Captain Vidal and his men have been assigned to destroy a small band of resistance fighters that hide in the forest. His objectives are clearly defined, and he is compelled to do anything to meet them. Vidal is a war criminal. He kills innocents, tortures, and terrorizes. Paranoia and pride have deprived him of any humanity.
Vidal’s personal objectives include fathering a son to continue his name. The Captain is ruthless in his quest for this “achievement” as well. He imperils the health of his infirm wife by demanding that she join him for the birth. Both military and private tasks are fueled by pride: his desire to be remembered as great.
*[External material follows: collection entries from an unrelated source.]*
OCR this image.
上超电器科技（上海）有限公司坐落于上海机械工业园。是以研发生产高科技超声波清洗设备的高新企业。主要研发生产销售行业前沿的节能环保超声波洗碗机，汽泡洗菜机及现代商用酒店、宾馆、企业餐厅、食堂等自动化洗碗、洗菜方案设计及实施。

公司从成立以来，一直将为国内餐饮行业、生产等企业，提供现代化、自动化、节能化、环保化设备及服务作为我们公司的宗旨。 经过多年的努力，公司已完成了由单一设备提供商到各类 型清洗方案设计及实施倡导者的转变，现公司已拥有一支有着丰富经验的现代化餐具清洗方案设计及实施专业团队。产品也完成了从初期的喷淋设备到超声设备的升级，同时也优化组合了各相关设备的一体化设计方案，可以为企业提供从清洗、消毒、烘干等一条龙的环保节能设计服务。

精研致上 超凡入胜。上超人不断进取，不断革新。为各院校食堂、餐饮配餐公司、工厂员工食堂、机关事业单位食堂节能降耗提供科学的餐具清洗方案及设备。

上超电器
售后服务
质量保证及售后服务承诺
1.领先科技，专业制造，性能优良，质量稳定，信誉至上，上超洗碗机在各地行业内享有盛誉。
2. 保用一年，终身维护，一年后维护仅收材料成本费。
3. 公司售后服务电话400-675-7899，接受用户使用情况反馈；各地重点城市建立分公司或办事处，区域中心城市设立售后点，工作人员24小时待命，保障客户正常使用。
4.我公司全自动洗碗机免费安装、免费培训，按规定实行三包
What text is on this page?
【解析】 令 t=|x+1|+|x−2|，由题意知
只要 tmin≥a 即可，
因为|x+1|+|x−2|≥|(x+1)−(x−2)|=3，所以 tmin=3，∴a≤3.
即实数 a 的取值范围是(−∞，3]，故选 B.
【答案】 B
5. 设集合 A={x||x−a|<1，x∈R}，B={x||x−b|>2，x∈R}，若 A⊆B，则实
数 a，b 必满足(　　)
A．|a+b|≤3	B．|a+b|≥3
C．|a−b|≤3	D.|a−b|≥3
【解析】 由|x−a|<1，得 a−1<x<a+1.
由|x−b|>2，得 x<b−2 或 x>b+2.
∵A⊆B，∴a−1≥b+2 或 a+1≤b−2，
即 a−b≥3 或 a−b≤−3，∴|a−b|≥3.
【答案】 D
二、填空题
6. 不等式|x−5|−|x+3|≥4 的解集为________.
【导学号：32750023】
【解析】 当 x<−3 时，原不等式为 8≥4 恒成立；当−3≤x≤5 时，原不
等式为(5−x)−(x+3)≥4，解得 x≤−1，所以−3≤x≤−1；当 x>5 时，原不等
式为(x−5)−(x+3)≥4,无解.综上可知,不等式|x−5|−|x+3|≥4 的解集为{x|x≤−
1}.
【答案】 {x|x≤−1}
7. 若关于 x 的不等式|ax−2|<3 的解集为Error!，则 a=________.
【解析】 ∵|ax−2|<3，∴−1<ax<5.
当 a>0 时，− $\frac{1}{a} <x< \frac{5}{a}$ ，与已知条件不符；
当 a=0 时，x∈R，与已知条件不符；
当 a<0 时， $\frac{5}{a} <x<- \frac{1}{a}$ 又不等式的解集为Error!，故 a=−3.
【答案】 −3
Ophelia is only vaguely aware of the desires of the evil around her, but she immediately senses that she is in the presence of immorality. She escapes by entering the dark world of the fairy tale books she loves so dearly. She meets an ancient Faun deep in the center of a labyrinth who has been waiting for her. The faun believes that she is a lost princess and must prove her loyalty by performing three tasks.
This mythological world is a culmination of all the books that Ophelia has read and is a wonderful combination of Germanic, Russian, Eastern, and Spanish fairy tales. Flashes of Lewis Carroll and JRR Tolkien may jump to mind, but the source material is the stories that inspired them.
In the British newspaper, Guardian Unlimited, Guillermo del Toro credited British illustrator Arthur Rackham and the works of Goya (particularly his painting of Saturn devouring his son.) The power of these artists lies in their ability to capture the horror and beauty of the nightmares that linger between the conscious and unconscious hours. Guillermo del Toro has joined their ranks with this film.As Ophelia delves deeper into the fantastic and frightening fairy tales, the modern world becomes increasingly hopeless. The satyr exposes Ophelia to many frightening sights and dangerous situations, but the prize at the end of each undertaking is hope, and hope in a hopeless world is a precious commodity indeed.